Görüntülediğiniz mahkeme kararı henüz kesinleşmemiştir. Yararlı olması amacıyla eklenmiştir.

T.C.
İSTANBUL
BÖLGE ADLİYE MAHKEMESİ
14. HUKUK DAİRESİ
DOSYA NO: 2022/680
KARAR NO: 2023/795
T Ü R K M İ L L E T İ A D I N A
İ S T İ N A F K A R A R I
İNCELENEN KARARIN
MAHKEMESİ: İstanbul 7. Asliye Ticaret Mahkemesi
TARİHİ: 23/12/2021
NUMARASI: 2020/418 Esas – 2021/1073 Karar
DAVA: Şirketin Feshi
Taraflar arasındaki şirketin feshi davasının ilk derece mahkemesince yapılan yargılaması sonunda ilamda yazılı nedenlerle davanın reddine dair verilen karara karşı, davacı vekili tarafından istinaf kanun yoluna başvurulması üzerine Dairemize gönderilmiş olan dava dosyası incelendi, gereği konuşulup düşünüldü.

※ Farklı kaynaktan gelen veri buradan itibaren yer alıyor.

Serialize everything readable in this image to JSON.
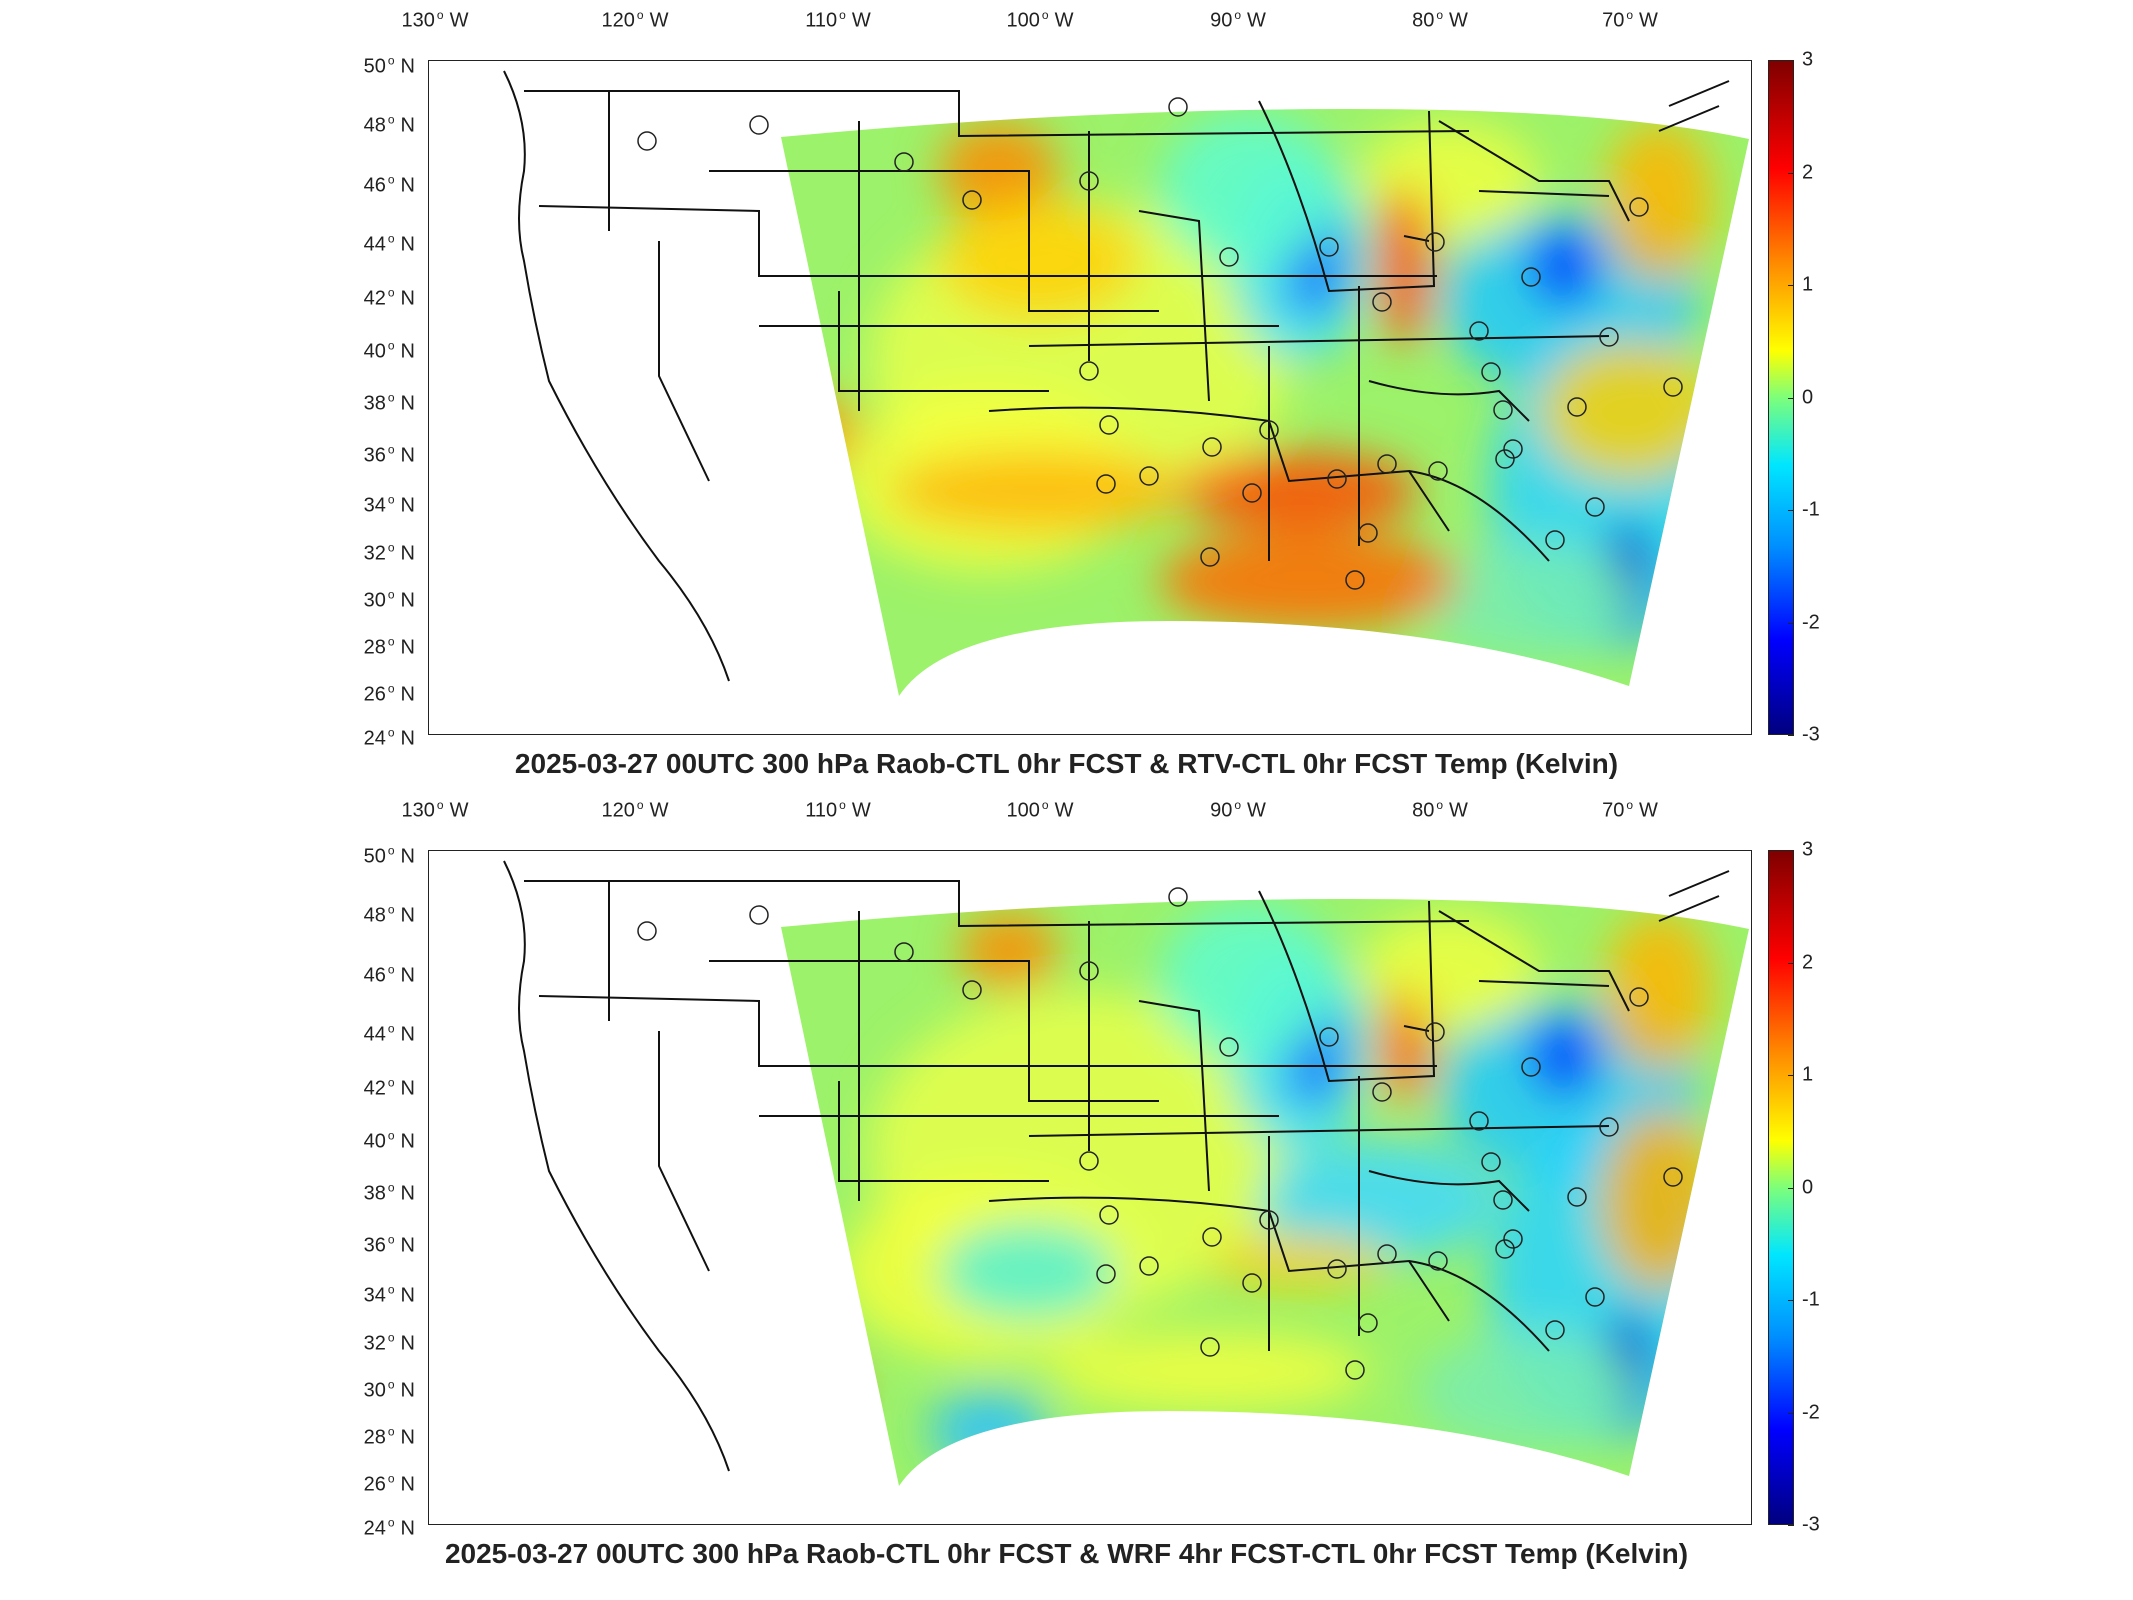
{
  "panels": [
    {
      "title": "2025-03-27 00UTC 300 hPa Raob-CTL 0hr FCST & RTV-CTL 0hr FCST Temp (Kelvin)",
      "variant": "rtv"
    },
    {
      "title": "2025-03-27 00UTC 300 hPa Raob-CTL 0hr FCST & WRF 4hr FCST-CTL 0hr FCST Temp (Kelvin)",
      "variant": "wrf"
    }
  ],
  "lon_labels": [
    "130",
    "120",
    "110",
    "100",
    "90",
    "80",
    "70"
  ],
  "lon_hemisphere": "W",
  "lat_labels": [
    "50",
    "48",
    "46",
    "44",
    "42",
    "40",
    "38",
    "36",
    "34",
    "32",
    "30",
    "28",
    "26",
    "24"
  ],
  "lat_hemisphere": "N",
  "colorbar": {
    "ticks": [
      "3",
      "2",
      "1",
      "0",
      "-1",
      "-2",
      "-3"
    ],
    "min": -3,
    "max": 3,
    "colormap": "jet"
  }
}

TARAFLARIN İDDİA VE SAVUNMALARININ ÖZETİ Davacı vekili, dava dilekçesinde özetle; … A.Ş.’nin statüsü şirket olmasına karşın, yurtiçi ve yurtdışı kişi ve kuruluşlardan sağladığı fonlarda dahil olmak üzere mevcut mali kaynakları ile büyük ölçüde bir dernek ve/veya vakıf gibi faaliyette bulunduğunu, diğer bir ifade ile ekonomik amaçlı değil sosyal amaçlı faaliyet gösterdiği tespit edildiğini, Bu itibarla, Hazine ve Maliye Bakanlığı Mali Suçları Araştırma Kurulu Başkanlığı’nın 18.01.2018 tarihli ve 2018/MAR(71)-12; 2018/MAR. 16-01/10 sayılı Mali Analiz Raporu ile Bakanlığımızın 04.08.2020 tarihli ve 407-C/03 sayılı İnceleme Raporu çerçevesinde; 6102 sayılı Türk Ticaret Kanunun 331 inci maddesi uyarınca ekonomik amaç ve konular için kurulan ancak gelirinin büyük bir kısmını yurtiçi ve yurtdışı kurum/kuruluş ve kişiler tarafından bağış, hibe vb. Fonlarla sağlayarak dernek ve vakıflara benzer şekilde faaliyet yürüttüğü tespit edilen “… Anonim Şirketinin” feshine karar verilmesi gerektiğini, davanın kabulüne, davalı şirketin TTK 210/3 üncü maddesine istinaden feshine, yargılama giderleri ile vekalet ücretinin davalı yana yükletilmesine karar verilmesini talep etmiştir.Davalı vekili, savunmasında özetle; TK.mad.210 da düzenlenen 1 yıllık, TK.mad.353 de düzenlenen 3 aylık zamanaşımı ve hak düşürücü süreler geçirilmiş bulunduğundan zamanaşımı ve hak düşürücü süreler yönünden, yasada fesih davası açmak için aranan şartlar mevcut bulunmadığından, davanın dayanağı olan İnceleme Raporu ilgili Yönetmelik hükümlerine aykırı bulunduğundan, dava oluruna ilişkin işlem; sebep, konu, şekil, amaç ve yetki unsurları bakımından sakat ve hukuka aykırı bulunduğundan, müvekkilinin esas sözleşmesine aykırı (ultra vires) bir faaliyetinin bulunmadığından ve müvekkilinin esas sözleşmesi kanunun emredici hükümlerine aykırı bulunmadığından, davanın reddine, yargılama masraflarının ve vekâlet ücretinin davacı tarafa yükletilmesine karar verilmesini talep etmiştir.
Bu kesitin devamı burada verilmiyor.